Advocate General queries scope for justifying differential treatment of part-time judges
17 November 2011
Advocate General Kokott has handed down her decision today in O’Brien v Ministry of Justice.
Mr O’Brien is a barrister and Queen’s Counsel. He was appointed as a recorder in 1978 and sat until 31 March 2005 and was represented by Cloisters' barristers Robin Allen QC and Rachel Crasnow.
He then claimed a pension equivalent to that of a full-time judge who essentially performed the same work. He was refused this by the United Kingdom Ministry of Justice. Mr O’Brien challenged the refusal of the pension, relying upon the Part-Time Worker’s Directive (PTWD) and claiming that the exclusory provision Regulation 17 in the Part-Time Workers Regulations (PTWR) was contrary to EU law.
In July 2010, the Supreme Court stayed its proceedings and referred the following questions to the Court of Justice for a preliminary ruling:
‘(1) Is it for national law to determine whether or not judges as a whole are workers who have an employment contract or employment relationship within the meaning of clause 2.1 of the Framework Agreement, or is there a Community norm by which this matter must be determined?
(2) If judges as a whole are workers who have an employment contract or employment relationship within the meaning of clause 2.1 of the Framework Agreement, is it permissible for national law to discriminate (a) between full-time and part-time judges, or (b) between different kinds of part-time judges in the provision of pensions?’
Following a hearing before the Court of Justice of the European Union (CJEU )in September 2011, on 17 November Advocate General Kokott delivered her Opinion, clearly preferring Mr O’Brien’s arguments to those of the UK Government.
She noted that Member States must guarantee the result imposed by EU law and that EU instruments need to be effective. This principle applied to the PTWD.
As to when a Member State may exceed the bounds of the discretion accorded to it in defining the term ‘worker’ and remove a professional category from the protection offered – the question here was whether the nature of a judge’s employment relationship is substantially different from that between employees falling, according to national law, within the category of ‘workers’ and their employers.
The AG said she could identify for the national court criteria which are to be taken into consideration in this task. Firstly purely formal grounds such as a mere label cannot justify the exclusion of a category of persons from the PTWD’s protection.
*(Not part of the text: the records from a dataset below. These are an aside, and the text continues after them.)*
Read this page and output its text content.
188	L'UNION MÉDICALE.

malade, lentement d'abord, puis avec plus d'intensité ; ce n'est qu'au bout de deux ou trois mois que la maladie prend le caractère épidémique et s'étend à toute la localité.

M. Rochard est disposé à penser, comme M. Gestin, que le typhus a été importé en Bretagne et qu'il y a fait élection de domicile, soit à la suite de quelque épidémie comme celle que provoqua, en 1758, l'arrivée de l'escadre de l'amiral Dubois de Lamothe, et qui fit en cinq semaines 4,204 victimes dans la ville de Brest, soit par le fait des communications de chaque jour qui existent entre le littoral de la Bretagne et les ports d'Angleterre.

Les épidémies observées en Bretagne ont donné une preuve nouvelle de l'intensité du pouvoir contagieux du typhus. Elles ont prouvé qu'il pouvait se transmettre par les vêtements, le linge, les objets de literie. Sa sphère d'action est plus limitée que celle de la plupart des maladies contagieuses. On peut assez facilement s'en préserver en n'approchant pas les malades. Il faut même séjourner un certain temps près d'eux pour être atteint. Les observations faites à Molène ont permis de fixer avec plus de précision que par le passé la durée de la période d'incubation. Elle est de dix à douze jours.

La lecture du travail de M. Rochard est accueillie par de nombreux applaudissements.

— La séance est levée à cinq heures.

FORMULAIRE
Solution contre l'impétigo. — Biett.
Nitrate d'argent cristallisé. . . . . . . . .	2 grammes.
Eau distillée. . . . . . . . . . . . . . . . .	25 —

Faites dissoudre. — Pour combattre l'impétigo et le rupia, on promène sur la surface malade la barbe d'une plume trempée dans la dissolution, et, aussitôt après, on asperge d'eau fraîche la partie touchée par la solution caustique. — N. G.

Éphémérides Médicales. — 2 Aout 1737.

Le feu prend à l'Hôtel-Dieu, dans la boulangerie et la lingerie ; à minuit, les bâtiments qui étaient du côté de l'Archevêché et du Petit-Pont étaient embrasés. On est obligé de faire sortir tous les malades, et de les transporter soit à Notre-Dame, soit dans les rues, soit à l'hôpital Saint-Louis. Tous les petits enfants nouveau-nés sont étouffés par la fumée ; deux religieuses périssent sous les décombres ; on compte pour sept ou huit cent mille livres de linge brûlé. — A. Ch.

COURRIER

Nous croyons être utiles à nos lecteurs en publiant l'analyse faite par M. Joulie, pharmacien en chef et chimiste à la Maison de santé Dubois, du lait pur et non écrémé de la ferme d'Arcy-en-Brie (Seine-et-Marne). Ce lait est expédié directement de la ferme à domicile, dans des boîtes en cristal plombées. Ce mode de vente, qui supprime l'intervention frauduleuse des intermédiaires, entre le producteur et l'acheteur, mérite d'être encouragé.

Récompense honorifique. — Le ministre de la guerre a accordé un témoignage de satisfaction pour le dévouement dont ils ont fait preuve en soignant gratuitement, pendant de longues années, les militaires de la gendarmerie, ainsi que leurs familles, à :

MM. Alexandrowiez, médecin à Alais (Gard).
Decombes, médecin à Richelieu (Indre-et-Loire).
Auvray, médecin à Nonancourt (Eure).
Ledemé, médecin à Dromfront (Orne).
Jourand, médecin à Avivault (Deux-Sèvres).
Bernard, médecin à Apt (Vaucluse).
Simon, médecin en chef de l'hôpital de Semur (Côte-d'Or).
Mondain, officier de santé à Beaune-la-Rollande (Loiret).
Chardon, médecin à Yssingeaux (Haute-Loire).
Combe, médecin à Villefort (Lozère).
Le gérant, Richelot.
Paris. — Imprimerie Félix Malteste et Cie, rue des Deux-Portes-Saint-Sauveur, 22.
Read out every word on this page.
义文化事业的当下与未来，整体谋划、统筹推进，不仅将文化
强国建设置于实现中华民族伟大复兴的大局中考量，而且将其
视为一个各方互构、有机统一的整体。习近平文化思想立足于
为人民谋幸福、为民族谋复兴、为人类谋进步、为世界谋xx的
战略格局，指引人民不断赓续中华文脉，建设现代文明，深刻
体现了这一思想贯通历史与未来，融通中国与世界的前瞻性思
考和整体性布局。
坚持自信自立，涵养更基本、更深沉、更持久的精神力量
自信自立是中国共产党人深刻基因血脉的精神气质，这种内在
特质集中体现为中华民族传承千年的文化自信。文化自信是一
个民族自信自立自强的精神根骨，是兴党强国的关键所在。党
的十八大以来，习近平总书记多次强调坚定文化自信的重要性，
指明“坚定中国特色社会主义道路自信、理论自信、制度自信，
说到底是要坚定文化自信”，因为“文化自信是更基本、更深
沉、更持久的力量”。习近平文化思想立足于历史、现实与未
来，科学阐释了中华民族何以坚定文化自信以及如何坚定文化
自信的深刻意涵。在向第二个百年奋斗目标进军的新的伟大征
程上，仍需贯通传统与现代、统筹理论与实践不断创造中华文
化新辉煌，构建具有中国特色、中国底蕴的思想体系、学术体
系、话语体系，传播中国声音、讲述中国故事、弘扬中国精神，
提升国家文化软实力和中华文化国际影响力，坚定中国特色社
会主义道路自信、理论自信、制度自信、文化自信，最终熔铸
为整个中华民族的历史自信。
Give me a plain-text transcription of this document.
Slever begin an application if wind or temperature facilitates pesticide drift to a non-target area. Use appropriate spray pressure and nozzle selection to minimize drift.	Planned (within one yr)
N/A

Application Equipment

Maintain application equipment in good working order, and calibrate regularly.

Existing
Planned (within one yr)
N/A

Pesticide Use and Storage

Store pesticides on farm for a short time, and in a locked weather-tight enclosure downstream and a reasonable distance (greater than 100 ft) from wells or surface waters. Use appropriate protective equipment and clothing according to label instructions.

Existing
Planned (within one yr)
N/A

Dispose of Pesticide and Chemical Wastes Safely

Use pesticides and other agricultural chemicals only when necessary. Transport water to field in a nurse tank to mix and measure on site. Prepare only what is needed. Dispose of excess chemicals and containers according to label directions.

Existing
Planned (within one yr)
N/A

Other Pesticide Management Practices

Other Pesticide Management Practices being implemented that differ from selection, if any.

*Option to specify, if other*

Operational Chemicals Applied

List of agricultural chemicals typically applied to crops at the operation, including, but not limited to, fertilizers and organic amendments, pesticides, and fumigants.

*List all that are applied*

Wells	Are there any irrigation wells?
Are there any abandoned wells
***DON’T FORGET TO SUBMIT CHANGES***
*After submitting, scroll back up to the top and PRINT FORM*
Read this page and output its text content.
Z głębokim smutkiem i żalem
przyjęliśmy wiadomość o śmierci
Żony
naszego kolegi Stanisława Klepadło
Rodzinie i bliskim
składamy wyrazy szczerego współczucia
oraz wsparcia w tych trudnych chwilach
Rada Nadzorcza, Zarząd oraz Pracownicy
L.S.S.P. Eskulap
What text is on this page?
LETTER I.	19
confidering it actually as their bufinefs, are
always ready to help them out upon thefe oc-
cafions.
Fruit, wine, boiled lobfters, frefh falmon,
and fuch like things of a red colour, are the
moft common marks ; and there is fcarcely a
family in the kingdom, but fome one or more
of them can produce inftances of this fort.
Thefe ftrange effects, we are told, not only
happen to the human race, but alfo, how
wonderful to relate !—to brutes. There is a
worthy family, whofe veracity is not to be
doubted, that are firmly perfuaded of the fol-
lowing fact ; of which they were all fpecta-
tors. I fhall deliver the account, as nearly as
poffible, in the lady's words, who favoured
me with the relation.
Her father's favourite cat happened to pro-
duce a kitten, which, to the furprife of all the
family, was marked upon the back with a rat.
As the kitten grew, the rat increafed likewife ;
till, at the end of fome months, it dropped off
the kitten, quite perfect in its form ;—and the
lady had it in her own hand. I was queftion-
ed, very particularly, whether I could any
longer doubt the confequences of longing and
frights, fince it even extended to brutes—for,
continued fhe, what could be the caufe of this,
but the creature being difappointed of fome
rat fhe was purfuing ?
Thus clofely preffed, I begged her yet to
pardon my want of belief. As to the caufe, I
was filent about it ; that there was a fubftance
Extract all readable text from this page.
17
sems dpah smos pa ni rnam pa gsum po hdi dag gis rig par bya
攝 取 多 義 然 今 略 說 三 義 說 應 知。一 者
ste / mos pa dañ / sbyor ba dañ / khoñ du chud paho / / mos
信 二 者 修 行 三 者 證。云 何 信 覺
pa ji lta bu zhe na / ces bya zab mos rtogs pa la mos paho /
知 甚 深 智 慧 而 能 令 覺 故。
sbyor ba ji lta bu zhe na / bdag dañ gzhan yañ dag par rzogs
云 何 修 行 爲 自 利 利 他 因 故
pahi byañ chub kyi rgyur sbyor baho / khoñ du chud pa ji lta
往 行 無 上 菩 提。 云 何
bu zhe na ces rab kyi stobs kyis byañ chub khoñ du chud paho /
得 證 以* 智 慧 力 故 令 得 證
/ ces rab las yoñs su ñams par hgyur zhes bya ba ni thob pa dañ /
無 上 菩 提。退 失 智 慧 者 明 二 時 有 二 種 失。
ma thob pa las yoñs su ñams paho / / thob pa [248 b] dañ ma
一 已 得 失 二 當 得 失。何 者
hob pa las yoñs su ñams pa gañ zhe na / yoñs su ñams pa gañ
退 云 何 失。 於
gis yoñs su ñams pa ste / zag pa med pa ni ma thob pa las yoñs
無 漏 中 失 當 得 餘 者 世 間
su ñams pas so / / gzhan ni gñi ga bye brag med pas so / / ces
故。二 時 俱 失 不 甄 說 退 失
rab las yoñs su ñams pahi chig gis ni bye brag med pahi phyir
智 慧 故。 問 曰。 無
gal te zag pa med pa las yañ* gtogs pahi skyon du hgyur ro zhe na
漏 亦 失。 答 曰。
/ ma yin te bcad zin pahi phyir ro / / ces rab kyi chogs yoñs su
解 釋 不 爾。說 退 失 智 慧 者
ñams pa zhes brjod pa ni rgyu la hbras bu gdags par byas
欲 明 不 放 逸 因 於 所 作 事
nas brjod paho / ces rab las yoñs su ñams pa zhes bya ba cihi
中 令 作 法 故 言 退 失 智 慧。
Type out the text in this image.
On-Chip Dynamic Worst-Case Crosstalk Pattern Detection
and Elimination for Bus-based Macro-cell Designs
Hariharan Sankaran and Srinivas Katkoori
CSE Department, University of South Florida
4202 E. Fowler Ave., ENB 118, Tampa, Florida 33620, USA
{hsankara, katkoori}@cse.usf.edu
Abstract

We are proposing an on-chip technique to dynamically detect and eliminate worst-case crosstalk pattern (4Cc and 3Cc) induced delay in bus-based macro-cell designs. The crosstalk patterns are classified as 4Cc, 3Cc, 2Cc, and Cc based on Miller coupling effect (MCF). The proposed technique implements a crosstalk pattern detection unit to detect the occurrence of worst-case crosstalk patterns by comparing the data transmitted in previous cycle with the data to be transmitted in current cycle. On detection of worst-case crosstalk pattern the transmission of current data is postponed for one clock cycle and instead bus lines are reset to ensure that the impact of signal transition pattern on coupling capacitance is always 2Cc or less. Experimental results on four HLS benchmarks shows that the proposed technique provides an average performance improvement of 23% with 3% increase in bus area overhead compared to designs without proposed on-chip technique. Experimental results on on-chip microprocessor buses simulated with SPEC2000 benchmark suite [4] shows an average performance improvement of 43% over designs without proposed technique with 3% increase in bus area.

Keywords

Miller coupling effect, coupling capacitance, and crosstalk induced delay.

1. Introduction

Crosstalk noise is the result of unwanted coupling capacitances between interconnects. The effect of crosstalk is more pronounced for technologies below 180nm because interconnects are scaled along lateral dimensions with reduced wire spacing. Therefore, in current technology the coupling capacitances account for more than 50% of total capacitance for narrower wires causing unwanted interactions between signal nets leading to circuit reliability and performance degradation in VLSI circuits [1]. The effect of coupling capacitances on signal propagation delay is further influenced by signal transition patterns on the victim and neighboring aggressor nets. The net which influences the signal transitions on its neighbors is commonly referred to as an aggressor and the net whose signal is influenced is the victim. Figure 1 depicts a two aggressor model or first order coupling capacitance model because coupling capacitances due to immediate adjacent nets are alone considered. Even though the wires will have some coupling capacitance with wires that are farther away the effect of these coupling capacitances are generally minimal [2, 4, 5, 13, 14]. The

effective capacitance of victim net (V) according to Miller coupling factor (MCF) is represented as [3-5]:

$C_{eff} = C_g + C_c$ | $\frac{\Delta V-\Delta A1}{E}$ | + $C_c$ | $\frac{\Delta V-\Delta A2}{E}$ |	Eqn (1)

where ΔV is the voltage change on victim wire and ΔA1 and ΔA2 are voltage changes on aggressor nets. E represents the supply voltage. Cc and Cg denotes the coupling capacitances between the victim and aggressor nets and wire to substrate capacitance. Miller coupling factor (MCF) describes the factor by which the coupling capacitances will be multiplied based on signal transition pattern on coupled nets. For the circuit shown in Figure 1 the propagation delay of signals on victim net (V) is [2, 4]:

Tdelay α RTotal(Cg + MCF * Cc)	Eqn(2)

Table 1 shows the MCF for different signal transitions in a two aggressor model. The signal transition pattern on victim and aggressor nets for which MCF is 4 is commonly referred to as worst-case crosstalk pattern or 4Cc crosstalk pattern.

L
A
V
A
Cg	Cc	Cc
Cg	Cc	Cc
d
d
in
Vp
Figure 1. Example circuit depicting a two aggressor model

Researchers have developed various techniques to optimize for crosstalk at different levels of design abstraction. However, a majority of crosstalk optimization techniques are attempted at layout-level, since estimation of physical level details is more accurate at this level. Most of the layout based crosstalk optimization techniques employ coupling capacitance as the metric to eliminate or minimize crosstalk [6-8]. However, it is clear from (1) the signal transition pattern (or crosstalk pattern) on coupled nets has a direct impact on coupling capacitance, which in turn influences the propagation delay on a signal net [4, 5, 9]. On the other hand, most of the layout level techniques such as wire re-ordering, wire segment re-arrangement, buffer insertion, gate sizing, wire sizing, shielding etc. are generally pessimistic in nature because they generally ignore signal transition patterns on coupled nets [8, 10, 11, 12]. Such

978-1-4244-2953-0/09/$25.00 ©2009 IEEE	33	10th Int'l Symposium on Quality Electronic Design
So the MOJ couldn’t rely upon the classification of “office-holders” nor upon the issue of the number of persons affected to determine the status as a worker or otherwise, since such criteria would have no connection with the nature of the employment relationship.
The AG considered the contrast between a worker and a self-employed person. It noted that judicial independence in terms of the essence of an activity is not an appropriate criterion for justifying the exclusion of a professional category from the scope of the PTWD.
The AG noted that judges appear to enjoy social rights generally associated with workers and that the way they are treated in this respect is an indication that the nature of their office is not substantially different from what is regarded as an employment relationship according to national law.
The AG also said it was not permissible for national measures to discriminate between full-time and part-time judges, or between different kinds of part-time judges, in the provision of pensions.
The UK Government’s argument that a difference in treatment between recorders and full-time judges can be explained by the fact that fee-paid judges are able to continue their other careers in the legal profession or in academia, whilst salaried part-time judges are not able to do this, was not accepted in itself as a sufficient justification, but the AG said rightly that it will be for the referring court (the Supreme Court) to examine the question of the possible justification of a difference in treatment between part-time and full-time judges (along with the issue of discrimination between different kinds of part-time employment).
However the AG did say that she doubted the rightness of the UK’s argument that the differential treatment of part-timers among themselves was not contrary to EU law.
Before the domestic court considers if the PTWD precludes a Regulation 17 of the PTWR which discriminates between full-time and part-time judges and among part-time judges in the provision of pensions, and considers whether the treatment accorded to Mr O’Brien was objectively justified, we must await the Court’s judgment. This is expected in several months. However the sense of this Opinion is that Mr. O’Brien’s arguments may well be successful. How the MOJ seek to justify their treatment of him remains to be seen.